Serranobatrachus delicatus
- Conservation status: Endangered (IUCN 3.1)

Scientific classification
- Kingdom: Animalia
- Phylum: Chordata
- Class: Amphibia
- Order: Anura
- Family: Strabomantidae
- Genus: Serranobatrachus
- Species: S. delicatus
- Binomial name: Serranobatrachus delicatus (Ruthven, 1917)
- Synonyms: Eleutherodactylus delicatus Ruthven, 1917; Pristimantis delicatus (Ruthven, 1917);

= Serranobatrachus delicatus =

- Authority: (Ruthven, 1917)
- Conservation status: EN
- Synonyms: Eleutherodactylus delicatus Ruthven, 1917, Pristimantis delicatus (Ruthven, 1917)

Species of frog

Serranobatrachus delicatus is a species of frog in the family Strabomantidae. It is endemic to the Sierra Nevada de Santa Marta, Colombia, and is only known from the Magdalena Department. Common name delicate robber frog has been coined for this species.

==Description==
Serranobatrachus delicatus is a small frog; one female measured 28 mm in snout–vent length. The body is elongate. The snout is moderately elongate and rounded in profile. The tympanum is small but distinct. The canthus rostralis is definite and angular. The fingers and toes are long; the fingers are unwebbed whereas the toes have some webbing.
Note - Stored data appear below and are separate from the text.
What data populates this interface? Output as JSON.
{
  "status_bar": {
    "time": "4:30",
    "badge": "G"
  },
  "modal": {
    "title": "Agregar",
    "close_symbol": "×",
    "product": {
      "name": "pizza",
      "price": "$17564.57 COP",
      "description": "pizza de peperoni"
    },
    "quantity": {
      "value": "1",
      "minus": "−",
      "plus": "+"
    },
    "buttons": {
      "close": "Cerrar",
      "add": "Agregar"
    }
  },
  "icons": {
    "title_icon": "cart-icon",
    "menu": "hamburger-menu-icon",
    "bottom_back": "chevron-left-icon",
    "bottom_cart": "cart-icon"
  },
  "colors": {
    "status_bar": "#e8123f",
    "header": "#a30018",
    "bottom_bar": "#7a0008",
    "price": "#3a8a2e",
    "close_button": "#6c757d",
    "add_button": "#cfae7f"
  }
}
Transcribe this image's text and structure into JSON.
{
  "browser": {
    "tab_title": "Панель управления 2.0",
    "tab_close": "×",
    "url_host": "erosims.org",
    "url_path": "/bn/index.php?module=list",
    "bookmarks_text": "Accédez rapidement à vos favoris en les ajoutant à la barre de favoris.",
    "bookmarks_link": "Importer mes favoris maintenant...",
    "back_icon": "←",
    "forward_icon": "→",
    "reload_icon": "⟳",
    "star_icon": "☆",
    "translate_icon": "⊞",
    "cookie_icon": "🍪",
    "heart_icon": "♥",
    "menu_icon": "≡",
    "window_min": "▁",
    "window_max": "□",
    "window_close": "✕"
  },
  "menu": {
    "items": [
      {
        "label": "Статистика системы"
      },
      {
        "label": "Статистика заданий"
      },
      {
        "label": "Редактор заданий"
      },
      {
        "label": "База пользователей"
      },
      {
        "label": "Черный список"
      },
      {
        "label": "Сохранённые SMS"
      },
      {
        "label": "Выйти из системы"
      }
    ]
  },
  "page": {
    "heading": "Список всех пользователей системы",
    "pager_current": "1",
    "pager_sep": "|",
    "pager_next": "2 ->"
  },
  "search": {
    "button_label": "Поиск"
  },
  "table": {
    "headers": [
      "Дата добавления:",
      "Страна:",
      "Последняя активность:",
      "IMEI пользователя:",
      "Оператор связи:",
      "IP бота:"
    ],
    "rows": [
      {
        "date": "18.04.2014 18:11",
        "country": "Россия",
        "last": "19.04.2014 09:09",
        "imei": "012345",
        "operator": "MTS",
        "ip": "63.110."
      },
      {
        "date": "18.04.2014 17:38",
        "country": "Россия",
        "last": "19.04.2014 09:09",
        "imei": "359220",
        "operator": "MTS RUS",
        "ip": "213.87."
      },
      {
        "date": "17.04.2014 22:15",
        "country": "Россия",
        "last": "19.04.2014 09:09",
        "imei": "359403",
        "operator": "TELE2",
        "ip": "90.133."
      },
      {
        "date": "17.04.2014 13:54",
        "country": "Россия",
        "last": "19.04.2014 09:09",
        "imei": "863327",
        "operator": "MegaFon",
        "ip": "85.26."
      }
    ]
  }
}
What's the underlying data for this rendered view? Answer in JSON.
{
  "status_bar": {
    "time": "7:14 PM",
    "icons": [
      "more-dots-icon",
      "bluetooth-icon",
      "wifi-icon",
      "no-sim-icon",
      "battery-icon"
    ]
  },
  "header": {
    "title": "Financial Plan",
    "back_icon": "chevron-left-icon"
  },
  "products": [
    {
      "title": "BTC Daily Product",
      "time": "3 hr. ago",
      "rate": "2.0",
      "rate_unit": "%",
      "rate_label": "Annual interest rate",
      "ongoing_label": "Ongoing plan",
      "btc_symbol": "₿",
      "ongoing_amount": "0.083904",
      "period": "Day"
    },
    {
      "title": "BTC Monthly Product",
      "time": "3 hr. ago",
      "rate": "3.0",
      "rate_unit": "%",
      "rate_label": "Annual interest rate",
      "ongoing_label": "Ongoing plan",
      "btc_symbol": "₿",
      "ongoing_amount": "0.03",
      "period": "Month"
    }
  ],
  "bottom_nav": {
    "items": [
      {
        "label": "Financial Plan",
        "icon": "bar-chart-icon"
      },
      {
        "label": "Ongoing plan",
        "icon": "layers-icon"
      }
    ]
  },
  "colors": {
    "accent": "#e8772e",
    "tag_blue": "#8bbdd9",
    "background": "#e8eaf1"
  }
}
==Habitat and conservation==
Serranobatrachus delicatus is an arboreal frog inhabiting cloud forests at elevations of 1500–2600 m above sea level. It has been found in bromeliads as well as among leaves on the forest floor. Eggs have been found at the base of the outside leaves of bromeliads growing on the ground. Development is direct: eggs hatch directly as froglets.

Population trends of this rare and little-known species are unknown but habitat destruction and degradation are threats to it. Its range includes the Sierra Nevada de Santa Marta National Natural Park.